Bir haftadan beri memleket meclis başkanlık seçimleri ile çalkalanıp duruyor. Bence meclis başkanının seçilememesi bir iç hesaplaşmanın sonucudur. Haliyle, bu iç hesaplaşma her partide olduğu gibi UBP’de de hasıl oldu. Tabii ki bu çalkantılı durum devam ettikçe ve herşey dışa vurdukça, muhalefet de veryansın ediyor. Veryansın yanında “Erken seçim” talebinde bulunuyor.

Şayet demokrasiye inanıyorsak, erken seçime de inanmamız lazım. Lakin Başbakan açıklama yaptı. “Gündemimizde erken seçim yok.”

Durum göstermştir ki, ne Faiz Sucuoğlu, ne de Zorlu Töre yeterli oyu alabilmiş ki bu kez de parti, Girne Milletvekili Kutlu Evren’i aday göstermişti.

Esas temas etmek istdediğim husus, iç hesaplaşmaların çok büyük boyutta seyrettiği hususudur.

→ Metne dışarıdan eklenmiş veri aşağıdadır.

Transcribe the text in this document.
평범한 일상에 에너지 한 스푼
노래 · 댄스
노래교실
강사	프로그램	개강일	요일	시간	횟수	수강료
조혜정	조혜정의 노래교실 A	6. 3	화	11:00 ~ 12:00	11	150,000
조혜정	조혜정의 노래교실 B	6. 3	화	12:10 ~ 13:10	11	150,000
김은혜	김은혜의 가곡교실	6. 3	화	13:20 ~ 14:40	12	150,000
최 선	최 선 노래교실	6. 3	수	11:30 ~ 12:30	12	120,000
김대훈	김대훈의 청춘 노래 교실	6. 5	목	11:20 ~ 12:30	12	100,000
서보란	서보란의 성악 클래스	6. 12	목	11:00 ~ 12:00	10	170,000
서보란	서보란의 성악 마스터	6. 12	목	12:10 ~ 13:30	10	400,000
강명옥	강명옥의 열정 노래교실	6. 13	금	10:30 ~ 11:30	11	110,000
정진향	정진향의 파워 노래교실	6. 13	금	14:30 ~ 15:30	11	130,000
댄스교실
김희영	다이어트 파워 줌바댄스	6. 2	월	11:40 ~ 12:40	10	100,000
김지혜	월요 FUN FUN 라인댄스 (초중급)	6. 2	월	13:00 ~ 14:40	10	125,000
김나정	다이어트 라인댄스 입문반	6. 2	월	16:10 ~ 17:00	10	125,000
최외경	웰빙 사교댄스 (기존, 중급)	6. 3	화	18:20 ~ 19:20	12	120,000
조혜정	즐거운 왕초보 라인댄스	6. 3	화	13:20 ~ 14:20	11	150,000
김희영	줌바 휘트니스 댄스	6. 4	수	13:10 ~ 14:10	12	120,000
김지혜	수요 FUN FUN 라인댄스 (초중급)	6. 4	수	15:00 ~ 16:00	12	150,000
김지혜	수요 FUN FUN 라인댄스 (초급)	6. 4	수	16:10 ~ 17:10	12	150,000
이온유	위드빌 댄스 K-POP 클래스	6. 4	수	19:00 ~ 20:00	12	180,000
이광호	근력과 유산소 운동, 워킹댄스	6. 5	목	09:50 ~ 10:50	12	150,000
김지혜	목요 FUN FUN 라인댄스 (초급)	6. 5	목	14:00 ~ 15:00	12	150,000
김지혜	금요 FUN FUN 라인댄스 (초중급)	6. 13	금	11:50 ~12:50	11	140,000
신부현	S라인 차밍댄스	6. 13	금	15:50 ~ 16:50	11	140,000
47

Şayet Faiz Sucuoğlu başbakanlığı döneminde kendisine “çekil” dediklerinde çekilmeseydi ve dik durarak görevlerine devam etseydi, durum şimdi bambaşka mecralara sürüklenecekti. Lakin gelen telkinlere olan saygısından olsa gerek ki Faiz Sucuoğlu, başbakanlık görevini bırakıp görevi Ünal Üstel’e devretmişti. Ünal Üstel veya bir başkası, kim olursa olsun, parti içi teamüllere değil de emrivakilerle göreve gelebilirdi. Her ne ise.

Bir zamanlar Kıbrıs Gazetesi’nde iken bir yazı yazmıştım.

Yazımın başlığı “UBP ara seçimi neden kaybetti” idi.

O yazımda şöyle bir yorum yapmıştım.

“Memeleketteki pahalılık, Faiz Sucuoğlu’nun antidemokratik şekilde görevden elçektirilmesi ve bazı siyasilerin evlilik dışı ilişki içinde oldukları kadınların ellerinin bakanlıkların içinde olmasıydı.”

Bunların hiçbiri yalan değildi. Nitekim daha sonraki dönemde benim yazdıklarımın daniskası düştü medyaya ve parti içine.

Benim Kıbrıs gazetesindeki yazılarımın durdurulması, benim onurlu duruşumu hiç ama hiç etkilemedi. Ve ben artık o günden beri Halkın Sesi’de serbestçe yazıyorum.

Ya şimdi yaşananlar...

Şimdi meclis başkanlığı seçimindeki görüntüyü yorumlarken, hep o günler ve söylenenler geçti aklımdan.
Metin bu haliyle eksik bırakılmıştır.